Anton Bouwhuis, kunstenaar, voormalig tekenleraar en chroniqueur, weet alles van Broekland. Hij schreef drie boeken over de geschiedenis van dit op zo’n vier kilometer van Wijhe gelegen kerkdorp. Destijds was het een buurtschap met zo’n honderd inwoners. Inmiddels zijn het er ruim twaalfhonderd en kent het dorp een rijk verenigingsleven en een aantal voorzieningen, zoals een café tegenover de kerk, een basisschool, sportvelden en een kleine supermarkt.

Bouwhuis is in Broekland geboren en getogen en woont er al zijn hele leven – 69 jaar. Zijn huis staat schuin tegenover het inmiddels tot woonhuis getransformeerde voormalige kantoor van de Boerenleen- en Rabobank.

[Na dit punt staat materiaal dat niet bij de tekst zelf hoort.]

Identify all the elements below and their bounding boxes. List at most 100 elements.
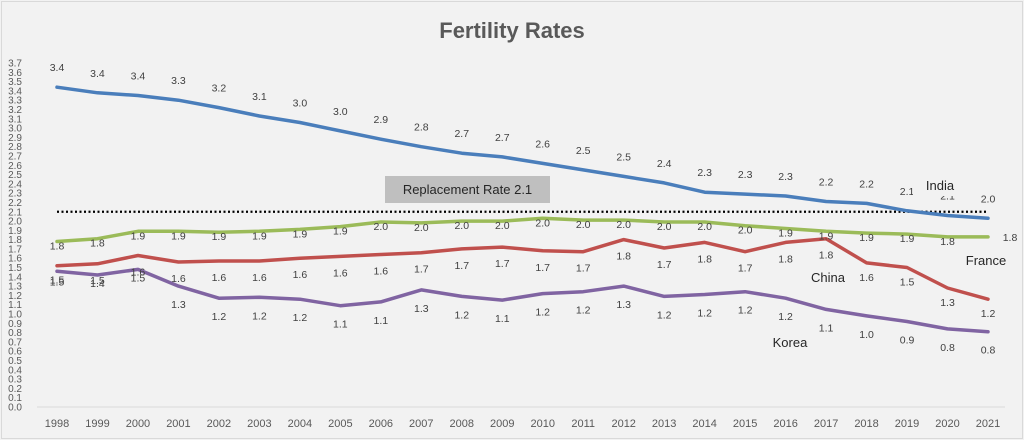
data-label-china: 1.8	[819, 250, 834, 262]
data-label-korea: 1.2	[293, 312, 308, 324]
y-axis: 0.00.10.20.30.40.50.60.70.80.91.01.11.21…	[8, 59, 22, 414]
data-label-india: 3.2	[212, 83, 227, 95]
data-label-korea: 1.2	[697, 308, 712, 320]
data-label-france: 2.0	[374, 221, 389, 233]
x-tick-label: 2009	[490, 418, 514, 430]
series-tag-bg-india	[913, 175, 967, 196]
x-tick-label: 2006	[369, 418, 393, 430]
y-tick-label: 0.0	[8, 403, 22, 414]
data-label-china: 1.2	[981, 308, 996, 320]
data-label-china: 1.5	[900, 277, 915, 289]
data-label-china: 1.8	[778, 253, 793, 265]
data-label-france: 2.0	[535, 217, 550, 229]
data-label-korea: 1.3	[171, 299, 186, 311]
x-tick-label: 2004	[288, 418, 312, 430]
data-label-china: 1.7	[454, 260, 469, 272]
series-tag-bg-france	[959, 250, 1013, 271]
data-label-korea: 1.2	[535, 307, 550, 319]
data-label-france: 1.9	[171, 230, 186, 242]
data-label-china: 1.7	[657, 259, 672, 271]
data-label-france: 2.0	[697, 221, 712, 233]
data-label-india: 2.4	[657, 158, 672, 170]
data-label-france: 2.0	[616, 219, 631, 231]
y-tick-label: 3.4	[8, 86, 22, 97]
y-tick-label: 0.2	[8, 384, 22, 395]
y-tick-label: 2.4	[8, 179, 22, 190]
data-label-china: 1.6	[859, 272, 874, 284]
data-label-korea: 0.8	[981, 345, 996, 357]
data-label-france: 1.9	[293, 228, 308, 240]
data-label-france: 1.9	[900, 233, 915, 245]
data-label-france: 2.0	[738, 225, 753, 237]
y-tick-label: 2.9	[8, 133, 22, 144]
data-label-korea: 1.1	[333, 319, 348, 331]
y-tick-label: 3.2	[8, 105, 22, 116]
data-label-china: 1.6	[293, 269, 308, 281]
y-tick-label: 1.1	[8, 300, 22, 311]
data-label-china: 1.6	[333, 267, 348, 279]
x-tick-label: 2016	[773, 418, 797, 430]
data-label-india: 3.0	[333, 106, 348, 118]
y-tick-label: 1.4	[8, 272, 22, 283]
series-line-india	[55, 85, 990, 221]
y-tick-label: 0.6	[8, 347, 22, 358]
data-label-korea: 1.3	[414, 303, 429, 315]
series-name-korea: Korea	[773, 335, 808, 350]
data-label-france: 2.0	[414, 222, 429, 234]
data-label-korea: 1.2	[576, 305, 591, 317]
y-tick-label: 2.1	[8, 207, 22, 218]
data-label-india: 2.8	[414, 122, 429, 134]
data-label-korea: 1.5	[50, 274, 65, 286]
x-tick-label: 2017	[814, 418, 838, 430]
data-label-china: 1.6	[212, 272, 227, 284]
data-label-korea: 1.1	[495, 313, 510, 325]
y-tick-label: 0.7	[8, 337, 22, 348]
y-tick-label: 1.9	[8, 226, 22, 237]
y-tick-label: 0.1	[8, 393, 22, 404]
series-tag-bg-korea	[763, 332, 817, 353]
data-label-india: 2.3	[697, 167, 712, 179]
data-label-france: 2.0	[454, 220, 469, 232]
y-tick-label: 2.6	[8, 161, 22, 172]
y-tick-label: 1.8	[8, 235, 22, 246]
x-tick-label: 2012	[611, 418, 635, 430]
data-label-korea: 1.1	[819, 322, 834, 334]
series-tag-bg-china	[801, 267, 855, 288]
y-tick-label: 1.6	[8, 254, 22, 265]
series-name-china: China	[811, 270, 846, 285]
data-label-korea: 0.9	[900, 334, 915, 346]
x-tick-label: 2018	[854, 418, 878, 430]
y-tick-label: 0.9	[8, 319, 22, 330]
series-name-india: India	[926, 178, 955, 193]
series-line-france	[55, 216, 990, 244]
data-label-india: 3.0	[293, 98, 308, 110]
y-tick-label: 1.3	[8, 282, 22, 293]
data-label-china: 1.6	[252, 272, 267, 284]
data-label-korea: 1.2	[657, 309, 672, 321]
data-label-china: 1.6	[171, 273, 186, 285]
data-label-korea: 1.2	[212, 311, 227, 323]
data-label-china: 1.7	[576, 263, 591, 275]
data-label-china: 1.3	[940, 297, 955, 309]
data-label-india: 3.4	[131, 71, 146, 83]
data-label-france: 1.9	[252, 230, 267, 242]
data-label-india: 2.6	[535, 138, 550, 150]
x-tick-label: 2003	[247, 418, 271, 430]
y-tick-label: 0.3	[8, 375, 22, 386]
data-label-india: 3.4	[50, 62, 65, 74]
data-label-korea: 1.1	[374, 315, 389, 327]
data-label-france: 1.8	[1003, 232, 1018, 244]
data-label-korea: 0.8	[940, 342, 955, 354]
data-label-france: 2.0	[495, 220, 510, 232]
data-label-france: 1.9	[131, 230, 146, 242]
data-label-india: 2.7	[454, 128, 469, 140]
data-label-france: 1.8	[90, 238, 105, 250]
data-label-korea: 1.2	[454, 309, 469, 321]
data-label-india: 2.7	[495, 132, 510, 144]
series-line-korea	[55, 267, 990, 334]
data-label-france: 1.9	[859, 232, 874, 244]
data-label-china: 1.6	[374, 266, 389, 278]
data-label-china: 1.7	[414, 264, 429, 276]
data-label-china: 1.8	[616, 251, 631, 263]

Ook in de historie van de bank heeft hij zich verdiept.

Bouwhuis beschikt onder meer over oude statuten uit 1917. Een vergeeld document waarin staat dat een lid het christelijke geloof moet erkennen als basis van de samenleving en zijn gedrag daarnaar ‘regele’, dat leden onbeperkt aansprakelijk zijn, en dat vrouwelijke leden zich tijdens de algemene vergadering door een ‘mannelijken meerderjarigen’ moeten doen vertegenwoordigen.

Over de werkzaamheden van de coöperatieve bank laten de statuten geen misverstand bestaan: het in- en uitlenen van geld en het stellen van zekerheden, niet om winsten te maken maar ‘om den stoffelijken en zedelijken toestand der leden te verbeteren’.

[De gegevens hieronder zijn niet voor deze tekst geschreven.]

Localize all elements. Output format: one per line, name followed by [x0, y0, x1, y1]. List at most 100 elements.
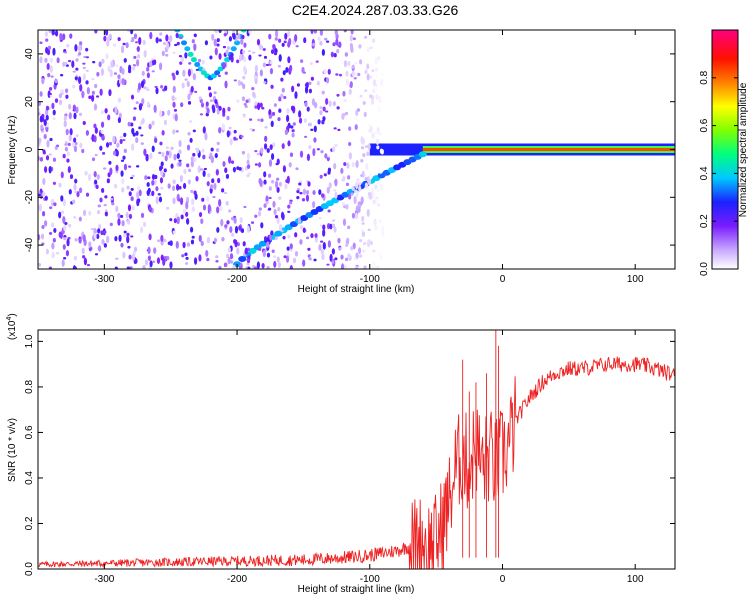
noise-blob	[123, 58, 127, 63]
noise-blob	[206, 236, 211, 244]
noise-blob	[246, 174, 250, 178]
noise-blob	[359, 94, 363, 98]
noise-blob	[186, 218, 190, 225]
noise-blob	[68, 134, 72, 142]
noise-blob	[356, 108, 361, 112]
noise-blob	[132, 65, 136, 71]
noise-blob	[185, 211, 189, 217]
noise-blob	[55, 251, 60, 255]
noise-blob	[378, 95, 382, 103]
noise-blob	[151, 179, 155, 186]
noise-blob	[298, 110, 302, 118]
noise-blob	[237, 33, 241, 40]
noise-blob	[178, 159, 182, 162]
noise-blob	[364, 35, 368, 39]
noise-blob	[54, 98, 59, 103]
noise-blob	[308, 88, 313, 94]
noise-blob	[347, 175, 351, 180]
noise-blob	[41, 77, 45, 85]
noise-blob	[283, 255, 287, 259]
noise-blob	[321, 253, 325, 261]
noise-blob	[332, 146, 336, 153]
noise-blob	[182, 241, 186, 249]
upper-curve-segment	[184, 46, 191, 52]
noise-blob	[121, 68, 125, 75]
noise-blob	[206, 107, 210, 114]
noise-blob	[281, 87, 285, 93]
noise-blob	[52, 181, 56, 185]
noise-blob	[236, 247, 240, 255]
noise-blob	[177, 198, 182, 202]
noise-blob	[73, 183, 77, 191]
noise-blob	[319, 224, 323, 227]
noise-blob	[148, 233, 152, 241]
noise-blob	[66, 151, 70, 157]
noise-blob	[117, 97, 122, 103]
upper-curve-segment	[240, 30, 247, 33]
noise-blob	[86, 87, 90, 95]
noise-blob	[219, 206, 223, 211]
noise-blob	[308, 122, 312, 127]
noise-blob	[352, 37, 356, 41]
converging-line-segment	[238, 255, 247, 262]
noise-blob	[231, 232, 235, 237]
noise-blob	[109, 69, 113, 78]
noise-blob	[51, 242, 55, 250]
x-tick-label: 0	[500, 274, 506, 285]
noise-blob	[44, 57, 48, 63]
noise-blob	[261, 106, 265, 110]
noise-blob	[82, 120, 86, 126]
noise-blob	[214, 47, 218, 56]
noise-blob	[66, 43, 70, 48]
noise-blob	[354, 124, 358, 131]
noise-blob	[216, 226, 220, 233]
noise-blob	[52, 109, 56, 116]
upper-curve-segment	[217, 66, 224, 72]
noise-blob	[369, 125, 373, 133]
noise-blob	[172, 101, 176, 108]
noise-blob	[357, 247, 362, 255]
noise-blob	[200, 168, 204, 171]
noise-blob	[379, 254, 384, 261]
noise-blob	[118, 234, 122, 242]
noise-blob	[93, 103, 98, 111]
noise-blob	[159, 177, 164, 184]
noise-blob	[224, 167, 228, 174]
noise-blob	[287, 210, 291, 214]
noise-blob	[187, 68, 192, 77]
noise-blob	[186, 163, 190, 168]
noise-blob	[60, 89, 64, 94]
noise-blob	[191, 39, 195, 44]
noise-blob	[93, 123, 97, 129]
noise-blob	[312, 148, 316, 157]
noise-blob	[58, 182, 62, 188]
noise-blob	[75, 134, 79, 138]
noise-blob	[356, 178, 360, 182]
noise-blob	[329, 253, 333, 262]
noise-blob	[242, 83, 246, 90]
noise-blob	[206, 257, 210, 262]
noise-blob	[100, 68, 105, 76]
noise-blob	[103, 167, 107, 170]
noise-blob	[214, 99, 218, 104]
noise-blob	[248, 30, 252, 34]
noise-blob	[125, 42, 129, 49]
noise-blob	[214, 30, 218, 34]
noise-blob	[376, 189, 380, 192]
noise-blob	[73, 255, 78, 261]
noise-blob	[157, 239, 161, 243]
noise-blob	[240, 81, 244, 86]
noise-blob	[215, 169, 219, 176]
noise-blob	[166, 256, 170, 261]
noise-blob	[247, 172, 251, 175]
noise-blob	[104, 30, 109, 36]
noise-blob	[95, 184, 99, 190]
noise-blob	[158, 62, 163, 71]
noise-blob	[176, 41, 180, 46]
noise-blob	[246, 152, 251, 160]
noise-blob	[257, 248, 262, 251]
noise-blob	[44, 195, 48, 201]
noise-blob	[85, 47, 89, 52]
noise-blob	[366, 73, 370, 81]
noise-blob	[207, 204, 211, 212]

Om die reden is ‘alle geldhandel waaraan eenig gevaar verbonden is, volstrekt verboden en moet het bestuur toezien dat alleen voorschotten en kredieten in loopende rekening verleend worden aan oppassende landbouwers, leden der Boerenleenbank en tot werkelijke verbetering en instandhouding of ter achteruitgang van hun bedrijf en aan vereenigingen’.

De bank opereert louter lokaal. De oprichters zijn van mening dat geld dat in de eigen plaats gespaard wordt, ook weer gebruikt moet worden om de welvaart in de eigen gemeente te bevorderen. “Het hemd is nader dan de rok,” schrijven zij.

Antoon Olde Bijvank (‘Broeks Antoon’) heet de eerste kassier. Hij houdt in Broekland enkele uren per week kantoor aan huis, in de ‘beste kamer’, waar ook de brandkast staat, en verdient daarmee honderd gulden (!) per jaar (omgerekend naar de koopkracht van 2015 ruim 1117 euro). Blijkbaar is dat aan de lage kant. Na vier jaar krijgt hij vijftig procent opslag. Daarnaast ontvangt hij provisie, onder meer op hypotheken. Ook de algemene ledenvergaderingen worden bij Olde Bijvank thuis gehouden. Die zijn verplicht. Wie niet komt opdagen, krijgt een boete van twee kwartjes.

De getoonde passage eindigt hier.